Ketiga, logika Riza Chalid. Ia melihat bahwa cara yang terbaik adalah cepat-cepat kabur ke luar negeri, menghindar dari segala keributan yang terjadi di Indonesia. Itulah logika penjahat dan maling yang segera kabur sebelum aparat hukum mengejarnya. Tetapi jika RC adalah seorang terhormat dan berjiwa kesatria, maka ia akan memenuhi panggilan MKD untuk memberikan keterangan secara jujur dan apa adanya.

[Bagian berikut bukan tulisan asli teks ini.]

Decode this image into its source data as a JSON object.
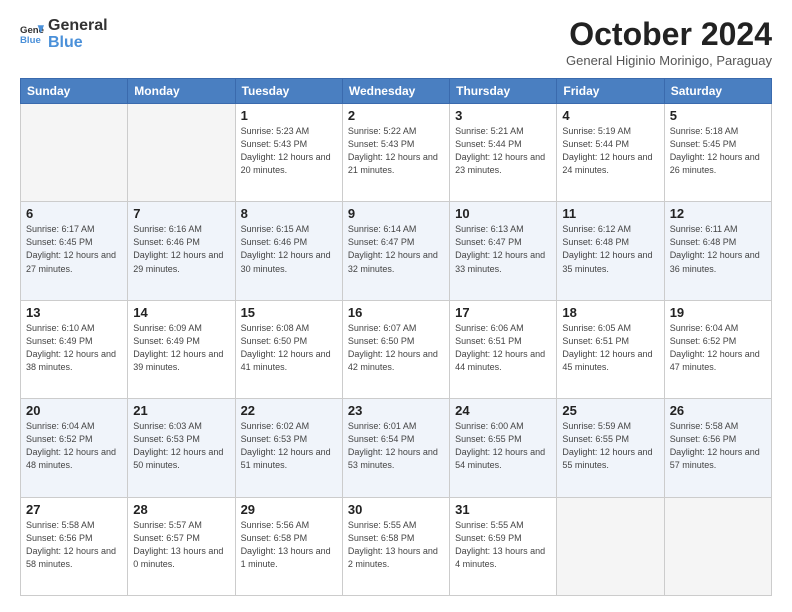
{
  "header": {
    "logo_general": "General",
    "logo_blue": "Blue",
    "month_title": "October 2024",
    "subtitle": "General Higinio Morinigo, Paraguay"
  },
  "days_of_week": [
    "Sunday",
    "Monday",
    "Tuesday",
    "Wednesday",
    "Thursday",
    "Friday",
    "Saturday"
  ],
  "weeks": [
    [
      {
        "day": "",
        "info": ""
      },
      {
        "day": "",
        "info": ""
      },
      {
        "day": "1",
        "info": "Sunrise: 5:23 AM\nSunset: 5:43 PM\nDaylight: 12 hours and 20 minutes."
      },
      {
        "day": "2",
        "info": "Sunrise: 5:22 AM\nSunset: 5:43 PM\nDaylight: 12 hours and 21 minutes."
      },
      {
        "day": "3",
        "info": "Sunrise: 5:21 AM\nSunset: 5:44 PM\nDaylight: 12 hours and 23 minutes."
      },
      {
        "day": "4",
        "info": "Sunrise: 5:19 AM\nSunset: 5:44 PM\nDaylight: 12 hours and 24 minutes."
      },
      {
        "day": "5",
        "info": "Sunrise: 5:18 AM\nSunset: 5:45 PM\nDaylight: 12 hours and 26 minutes."
      }
    ],
    [
      {
        "day": "6",
        "info": "Sunrise: 6:17 AM\nSunset: 6:45 PM\nDaylight: 12 hours and 27 minutes."
      },
      {
        "day": "7",
        "info": "Sunrise: 6:16 AM\nSunset: 6:46 PM\nDaylight: 12 hours and 29 minutes."
      },
      {
        "day": "8",
        "info": "Sunrise: 6:15 AM\nSunset: 6:46 PM\nDaylight: 12 hours and 30 minutes."
      },
      {
        "day": "9",
        "info": "Sunrise: 6:14 AM\nSunset: 6:47 PM\nDaylight: 12 hours and 32 minutes."
      },
      {
        "day": "10",
        "info": "Sunrise: 6:13 AM\nSunset: 6:47 PM\nDaylight: 12 hours and 33 minutes."
      },
      {
        "day": "11",
        "info": "Sunrise: 6:12 AM\nSunset: 6:48 PM\nDaylight: 12 hours and 35 minutes."
      },
      {
        "day": "12",
        "info": "Sunrise: 6:11 AM\nSunset: 6:48 PM\nDaylight: 12 hours and 36 minutes."
      }
    ],
    [
      {
        "day": "13",
        "info": "Sunrise: 6:10 AM\nSunset: 6:49 PM\nDaylight: 12 hours and 38 minutes."
      },
      {
        "day": "14",
        "info": "Sunrise: 6:09 AM\nSunset: 6:49 PM\nDaylight: 12 hours and 39 minutes."
      },
      {
        "day": "15",
        "info": "Sunrise: 6:08 AM\nSunset: 6:50 PM\nDaylight: 12 hours and 41 minutes."
      },
      {
        "day": "16",
        "info": "Sunrise: 6:07 AM\nSunset: 6:50 PM\nDaylight: 12 hours and 42 minutes."
      },
      {
        "day": "17",
        "info": "Sunrise: 6:06 AM\nSunset: 6:51 PM\nDaylight: 12 hours and 44 minutes."
      },
      {
        "day": "18",
        "info": "Sunrise: 6:05 AM\nSunset: 6:51 PM\nDaylight: 12 hours and 45 minutes."
      },
      {
        "day": "19",
        "info": "Sunrise: 6:04 AM\nSunset: 6:52 PM\nDaylight: 12 hours and 47 minutes."
      }
    ],
    [
      {
        "day": "20",
        "info": "Sunrise: 6:04 AM\nSunset: 6:52 PM\nDaylight: 12 hours and 48 minutes."
      },
      {
        "day": "21",
        "info": "Sunrise: 6:03 AM\nSunset: 6:53 PM\nDaylight: 12 hours and 50 minutes."
      },
      {
        "day": "22",
        "info": "Sunrise: 6:02 AM\nSunset: 6:53 PM\nDaylight: 12 hours and 51 minutes."
      },
      {
        "day": "23",
        "info": "Sunrise: 6:01 AM\nSunset: 6:54 PM\nDaylight: 12 hours and 53 minutes."
      },
      {
        "day": "24",
        "info": "Sunrise: 6:00 AM\nSunset: 6:55 PM\nDaylight: 12 hours and 54 minutes."
      },
      {
        "day": "25",
        "info": "Sunrise: 5:59 AM\nSunset: 6:55 PM\nDaylight: 12 hours and 55 minutes."
      },
      {
        "day": "26",
        "info": "Sunrise: 5:58 AM\nSunset: 6:56 PM\nDaylight: 12 hours and 57 minutes."
      }
    ],
    [
      {
        "day": "27",
        "info": "Sunrise: 5:58 AM\nSunset: 6:56 PM\nDaylight: 12 hours and 58 minutes."
      },
      {
        "day": "28",
        "info": "Sunrise: 5:57 AM\nSunset: 6:57 PM\nDaylight: 13 hours and 0 minutes."
      },
      {
        "day": "29",
        "info": "Sunrise: 5:56 AM\nSunset: 6:58 PM\nDaylight: 13 hours and 1 minute."
      },
      {
        "day": "30",
        "info": "Sunrise: 5:55 AM\nSunset: 6:58 PM\nDaylight: 13 hours and 2 minutes."
      },
      {
        "day": "31",
        "info": "Sunrise: 5:55 AM\nSunset: 6:59 PM\nDaylight: 13 hours and 4 minutes."
      },
      {
        "day": "",
        "info": ""
      },
      {
        "day": "",
        "info": ""
      }
    ]
  ]
}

Keempat, logika Sudirman Said (SS). Ia menggunakan logika seorang yang berpura-pura inosen yang bidang tugasnya diintervensi oleh pejabat tinggi yang bukan tugasnya. Orang itu adalah SN, yang menjabat Ketua DPR.
Akan tetapi SS sebenarnya sudah mengetahui adanya intervensi itu sejak bulan Juni, 4 bulan sebelum melapor ke MKD. Mengapa SS selama itu mendiamkan saja kasus itu. Lalu mengapa 4 bulan kemudian baru membuat heboh dengan melaporkan SN telah mencatut nama presiden dan wapres untuk meminta saham dari Freeport.
SS melaporkan kasus SN karena tiba-tiba ia berhadapan dengan RR yang mengkepretnya selaku menteri yang lemah imannya berhadapan dengan PT. Freeport Indonesia (PFI). Ia dituding membuat surat yang seakan-akan Pemerintah Indonsia sudah setuju memperpanjang kontrak kerjasama. Pada hal berbagai hal belum dirundingkan dan belum disepakati.